Among the experts was Collin Crownover, head of currency management at State Street Global Advisors Inc., which oversees about $2.4 trillion, who during a panel presentation said that “we are concerned. During volatile periods, market participants are backing away until conditions settle down, making it harder to complete large orders.”
“A lot of the electronification of the market, which by and large is a good thing, has led to kill switches on a lot of that algorithmic-provided liquidity,” Crownover said. “The liquidity just dries up in a stressed market.”
Yes, it’s called “high frequency trading” – get used to it.
The biggest irony is that even as investors lament disappearing liquidity, they are doing everything to make sure there is even less of it in the future: “Institutional currency investors are adopting more algorithmic trading that uses mathematical models to make transaction decisions, conference participants said.”
While algorithmic trading in foreign exchange is growing, it remains limited compared with other markets such as equities, according to Kevin McPartland, head of research for market structure and technology at Greenwich Associates.
That presents opportunities as firms that create algorithmic systems seek to target institutional investors, according to Alfred Eskandar, chief executive officer of Portware LLC, which offers systems to manage and execute trades.
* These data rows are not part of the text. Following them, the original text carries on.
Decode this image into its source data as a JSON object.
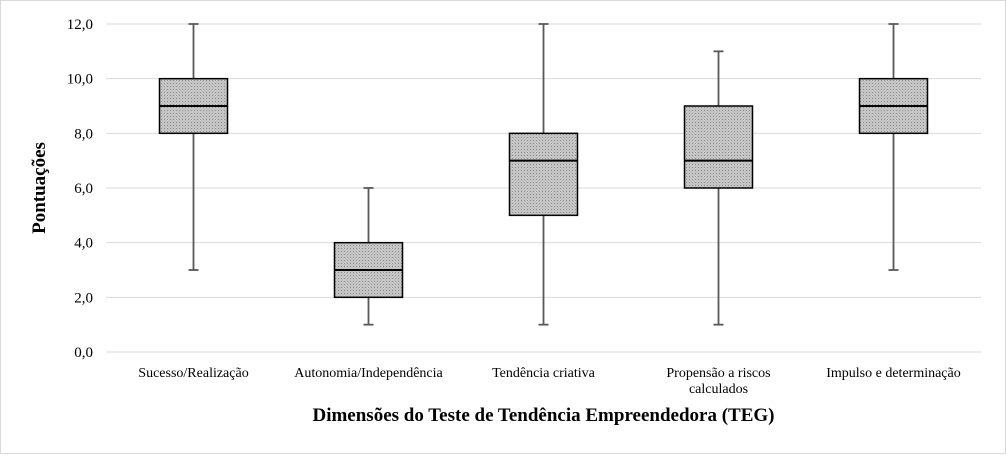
{
  "chart_data": {
    "type": "boxplot",
    "title": "",
    "xlabel": "Dimensões do Teste de Tendência Empreendedora (TEG)",
    "ylabel": "Pontuações",
    "ylim": [
      0,
      12
    ],
    "yticks": [
      "0,0",
      "2,0",
      "4,0",
      "6,0",
      "8,0",
      "10,0",
      "12,0"
    ],
    "grid": true,
    "categories": [
      [
        "Sucesso/Realização"
      ],
      [
        "Autonomia/Independência"
      ],
      [
        "Tendência criativa"
      ],
      [
        "Propensão a riscos",
        "calculados"
      ],
      [
        "Impulso e determinação"
      ]
    ],
    "boxes": [
      {
        "min": 3,
        "q1": 8,
        "median": 9,
        "q3": 10,
        "max": 12
      },
      {
        "min": 1,
        "q1": 2,
        "median": 3,
        "q3": 4,
        "max": 6
      },
      {
        "min": 1,
        "q1": 5,
        "median": 7,
        "q3": 8,
        "max": 12
      },
      {
        "min": 1,
        "q1": 6,
        "median": 7,
        "q3": 9,
        "max": 11
      },
      {
        "min": 3,
        "q1": 8,
        "median": 9,
        "q3": 10,
        "max": 12
      }
    ],
    "colors": {
      "box_fill": "#bfbfbf",
      "box_stroke": "#000000",
      "whisker": "#595959",
      "grid": "#d9d9d9"
    }
  }
}
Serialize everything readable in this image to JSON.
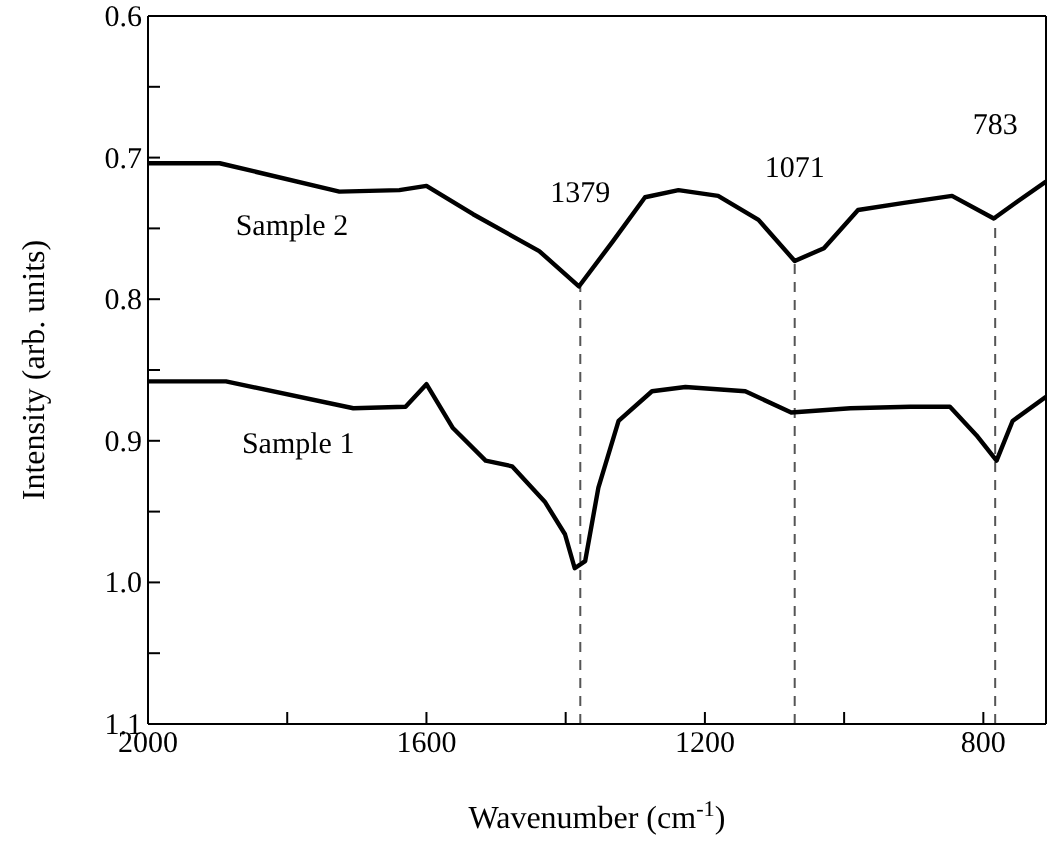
{
  "chart_data": {
    "type": "line",
    "xlabel": "Wavenumber (cm$^{-1}$)",
    "ylabel": "Intensity (arb. units)",
    "xlim": [
      2000,
      710
    ],
    "ylim": [
      1.1,
      0.6
    ],
    "xticks": [
      2000,
      {
        "value": 1800,
        "label": null
      },
      1600,
      {
        "value": 1400,
        "label": null
      },
      1200,
      {
        "value": 1000,
        "label": null
      },
      800
    ],
    "yticks": [
      {
        "value": 0.6,
        "label": "0.6"
      },
      {
        "value": 0.65,
        "label": null
      },
      {
        "value": 0.7,
        "label": "0.7"
      },
      {
        "value": 0.75,
        "label": null
      },
      {
        "value": 0.8,
        "label": "0.8"
      },
      {
        "value": 0.85,
        "label": null
      },
      {
        "value": 0.9,
        "label": "0.9"
      },
      {
        "value": 0.95,
        "label": null
      },
      {
        "value": 1.0,
        "label": "1.0"
      },
      {
        "value": 1.05,
        "label": null
      },
      {
        "value": 1.1,
        "label": "1.1"
      }
    ],
    "grid": false,
    "legend": false,
    "marker": "none",
    "line_style": "solid",
    "series": [
      {
        "name": "Sample 2",
        "color": "#000000",
        "x": [
          2000,
          1897,
          1725,
          1639,
          1600,
          1533,
          1438,
          1381,
          1332,
          1286,
          1238,
          1181,
          1123,
          1071,
          1029,
          980,
          914,
          845,
          785,
          751,
          710
        ],
        "values": [
          0.704,
          0.704,
          0.724,
          0.723,
          0.72,
          0.74,
          0.766,
          0.791,
          0.759,
          0.728,
          0.723,
          0.727,
          0.744,
          0.773,
          0.764,
          0.737,
          0.732,
          0.727,
          0.743,
          0.731,
          0.717
        ]
      },
      {
        "name": "Sample 1",
        "color": "#000000",
        "x": [
          2000,
          1888,
          1705,
          1630,
          1600,
          1562,
          1515,
          1477,
          1430,
          1401,
          1387,
          1372,
          1353,
          1324,
          1276,
          1228,
          1142,
          1076,
          991,
          905,
          848,
          810,
          781,
          758,
          710
        ],
        "values": [
          0.858,
          0.858,
          0.877,
          0.876,
          0.86,
          0.891,
          0.914,
          0.918,
          0.943,
          0.966,
          0.99,
          0.985,
          0.933,
          0.886,
          0.865,
          0.862,
          0.865,
          0.88,
          0.877,
          0.876,
          0.876,
          0.896,
          0.914,
          0.886,
          0.869
        ]
      }
    ],
    "ref_lines": [
      {
        "axis": "x",
        "value": 1379,
        "label": "1379",
        "color": "#555555",
        "line_style": "dashed"
      },
      {
        "axis": "x",
        "value": 1071,
        "label": "1071",
        "color": "#555555",
        "line_style": "dashed"
      },
      {
        "axis": "x",
        "value": 783,
        "label": "783",
        "color": "#555555",
        "line_style": "dashed"
      }
    ]
  }
}
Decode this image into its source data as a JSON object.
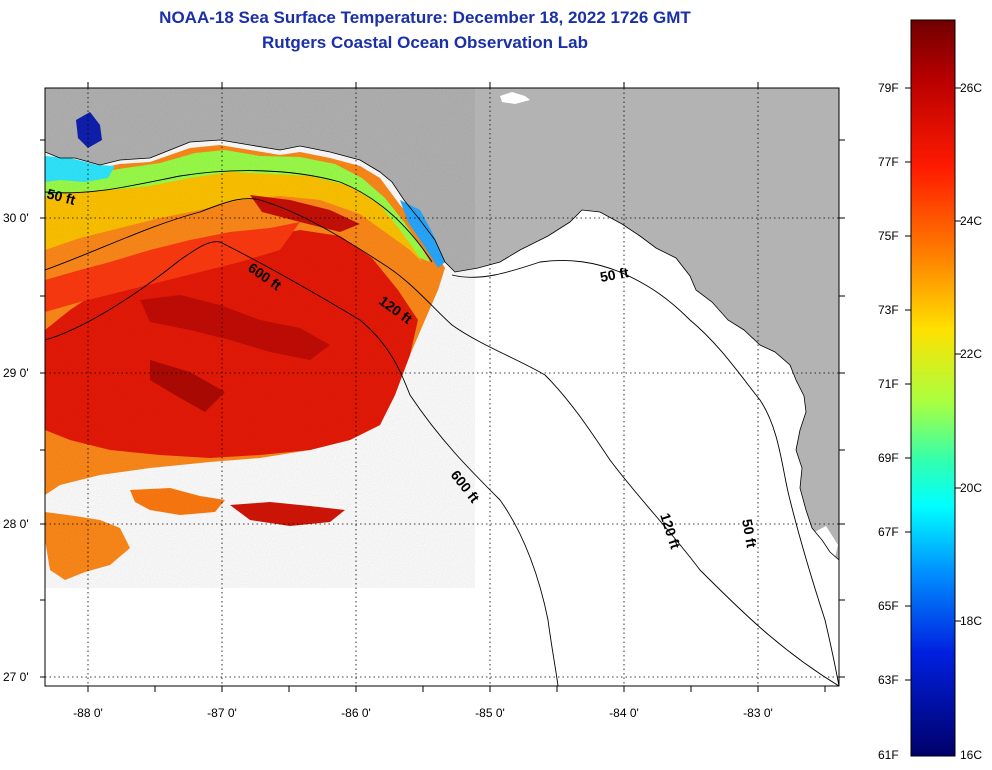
{
  "title": {
    "line1": "NOAA-18 Sea Surface Temperature:  December 18, 2022 1726 GMT",
    "line2": "Rutgers Coastal Ocean Observation Lab"
  },
  "map": {
    "lat_labels": [
      "30 0'",
      "29 0'",
      "28 0'",
      "27 0'"
    ],
    "lon_labels": [
      "-88 0'",
      "-87 0'",
      "-86 0'",
      "-85 0'",
      "-84 0'",
      "-83 0'"
    ],
    "contour_labels": [
      {
        "name": "50ft-west",
        "text": "50 ft"
      },
      {
        "name": "600ft-north",
        "text": "600 ft"
      },
      {
        "name": "120ft-north",
        "text": "120 ft"
      },
      {
        "name": "50ft-east",
        "text": "50 ft"
      },
      {
        "name": "600ft-south",
        "text": "600 ft"
      },
      {
        "name": "120ft-south",
        "text": "120 ft"
      },
      {
        "name": "50ft-south",
        "text": "50 ft"
      }
    ],
    "colors": {
      "land": "#b3b3b3",
      "water": "#ffffff"
    }
  },
  "colorbar": {
    "fahrenheit": [
      "79F",
      "77F",
      "75F",
      "73F",
      "71F",
      "69F",
      "67F",
      "65F",
      "63F",
      "61F"
    ],
    "celsius": [
      "26C",
      "24C",
      "22C",
      "20C",
      "18C",
      "16C"
    ],
    "colors": [
      "#7a0000",
      "#d40000",
      "#ff3a00",
      "#ff8a00",
      "#ffd400",
      "#c8ff30",
      "#5cff8c",
      "#00ffff",
      "#00a8ff",
      "#0040ff",
      "#0000b8",
      "#00007a"
    ]
  }
}
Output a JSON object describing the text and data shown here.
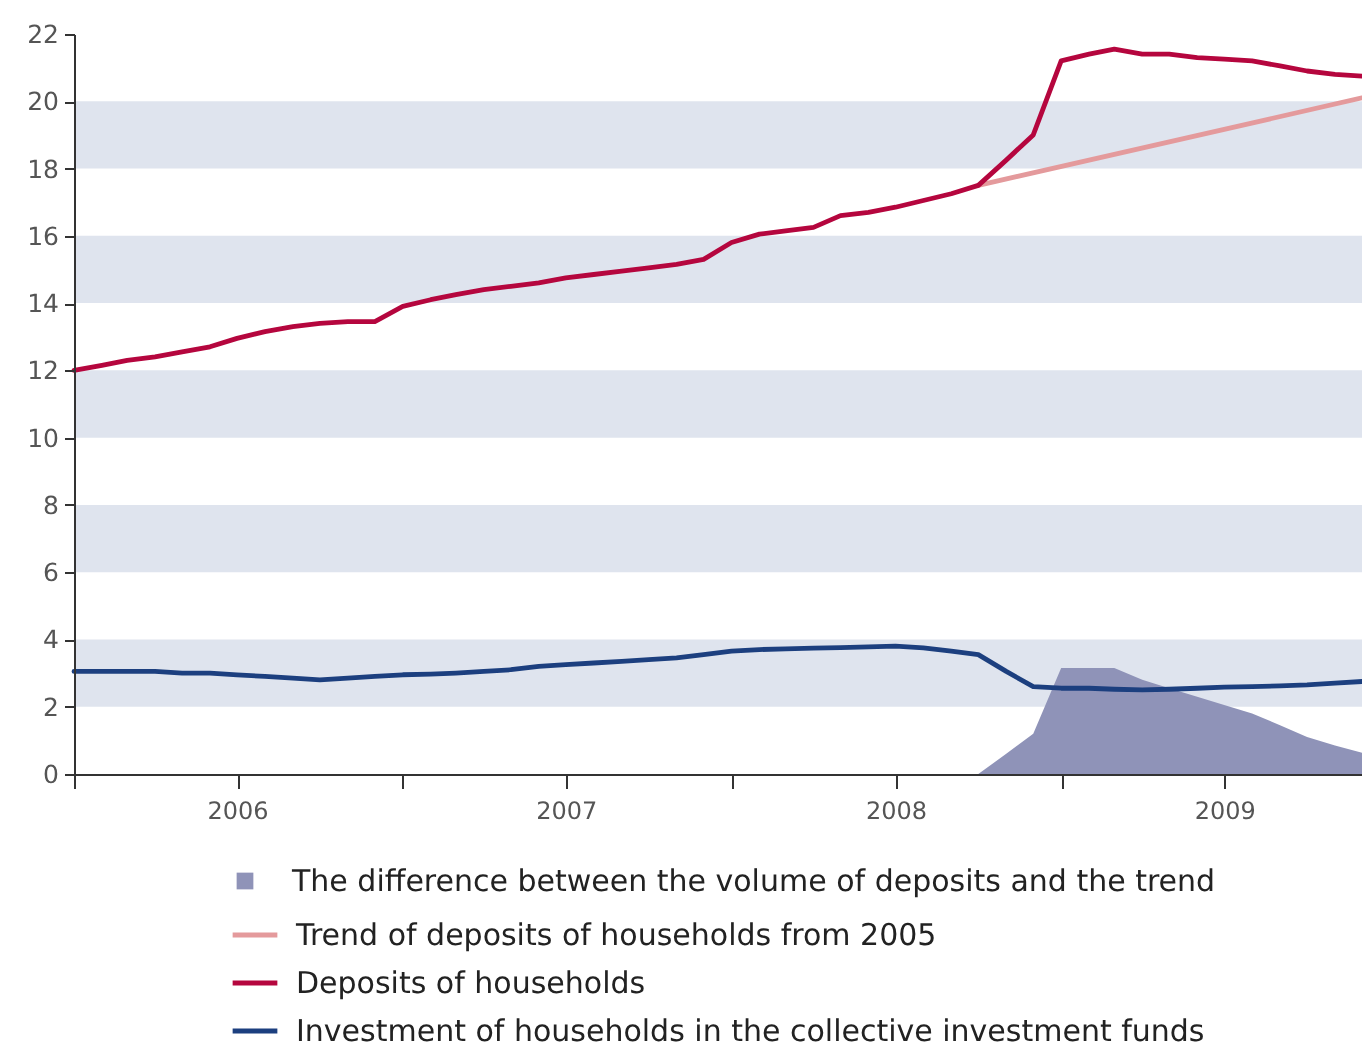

Investment firms have tripled algorithmic trading in the past year, and “we actually think that’s going to triple again this year because there’s a couple of very large asset managers who now want to use algos,” Eskandar said during a panel.
In other words, so if currency traders though FX flash crashes are bad now, just wait until virtually all trading is done by algos whose only directive is to frontrun major flow orders, and just in case it is still unclear – the only time HFTs provide liquidity is when they know there is a solid order behind them willing to take actual market marking risk; if the HFT is itself the market maker in a thin and illiquid market, it will simply do what HFT have done since when Reg NMS first made them legal: quietly pull all bids and offers.